By Brian Wheeler
BBC News politics reporter
It all looks terribly serious on television - but for many delegates party conference season is also conference party season.
Lib Dems don't throw great parties for each other, says Mr Opik
An excuse to network, meet old friends, gossip, plot and, just occasionally, get outrageously drunk and commit any number of indiscretions.
And the Liberal Democrats, who gather in Blackpool this weekend, are, according to harmonica-playing party veteran Lembit Opik MP, no exception.
Here is the Montgomeryshire member's guide to the best - and worst - of the Lib Dem party scene.
Who throws the best Liberal Democrat parties?
Anyone but the Liberal Democrats, according to Mr Opik. "It is all the people who want us to like them. We don't throw very good parties for each other," he says.
The Scotch Whisky Association get-together is always popular, for obvious reasons. And financial news service Bloomberg's cocktail parties always go down well.
But the BBC end-of-conference party on a Wednesday evening is the must-have invite of the week, according to Mr Opik.
The nightmare scenario is hosting a party yourself - especially when it falls flat.
"You might be hosting a debate on sludge removal from the Thames estuary and nobody shows up because there is a better event going on at the same time. Your heart sinks."
What are the key ingredients of a good conference party?
1. "Good booze" - although Mr Opik stresses the importance of not overdoing it every night. Delegates, he notes, "are more careful these days" and you have to plan your conference season "like a military operation".
2. Good food - best to avoid "conference canapé syndrome", says Mr Opik.
3. Good names - "However cool delegates think they are they still want to see recognisable names from the telly and the big newspaper editors," says Mr Opik. Independent editor Simon Kelner is hosting a debate on Monday evening.
What - and who - should you avoid?
According to Mr Opik, anyone suffering from what he calls "Adhesive Delegate Syndrome".
These are the people who stick to your side at parties and receptions, take the whole thing too seriously and "insist on telling you their plan for world peace when you are trying to get a cocktail from the Bloomberg bar".

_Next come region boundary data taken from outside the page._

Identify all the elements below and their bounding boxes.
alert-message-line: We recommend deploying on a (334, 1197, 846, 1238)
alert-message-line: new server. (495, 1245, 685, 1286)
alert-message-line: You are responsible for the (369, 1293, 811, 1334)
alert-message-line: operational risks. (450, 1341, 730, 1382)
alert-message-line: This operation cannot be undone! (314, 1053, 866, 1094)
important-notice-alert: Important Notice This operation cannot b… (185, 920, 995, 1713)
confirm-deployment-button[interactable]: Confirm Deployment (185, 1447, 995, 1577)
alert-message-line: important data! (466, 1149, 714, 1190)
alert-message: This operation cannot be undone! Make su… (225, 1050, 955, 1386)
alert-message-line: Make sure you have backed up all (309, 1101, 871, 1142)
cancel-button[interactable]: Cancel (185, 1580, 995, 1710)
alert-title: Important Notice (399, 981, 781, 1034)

He adds: "You have to work out who you want to network with," says Lembit, "and make sure you don't waste their time when you see them". You don't want to suffer from ADS, after all.
What is the dream Lib Dem party guest list?
"It would be hosted by Nelson Mandela. Guests might include Bill Clinton, Robbie Williams and Michael Douglas.
"Charles Kennedy would do a speech and be in charge of the barbecue serving meat and vegetarian food."
What are this year's hottest tickets?
The Lib Dem Glee Club is always a popular stop-off on the party circuit.
This is where party workers and backbenchers get to send up their bosses with sketches and comic songs - a chance says Mr Opik to prove the "Lib Dems have a sense of humour".
Charles Kennedy, who as usual is hosting his own drinks party for senior journalists, is never seen at the Glee Club, apparently - unlike his predecessor Paddy Ashdown who would always regale his colleagues with a funny story. The same funny story.
"We all miss Paddy's story. It was always the same one, but we laughed anyway because he was the leader," says Mr Opik.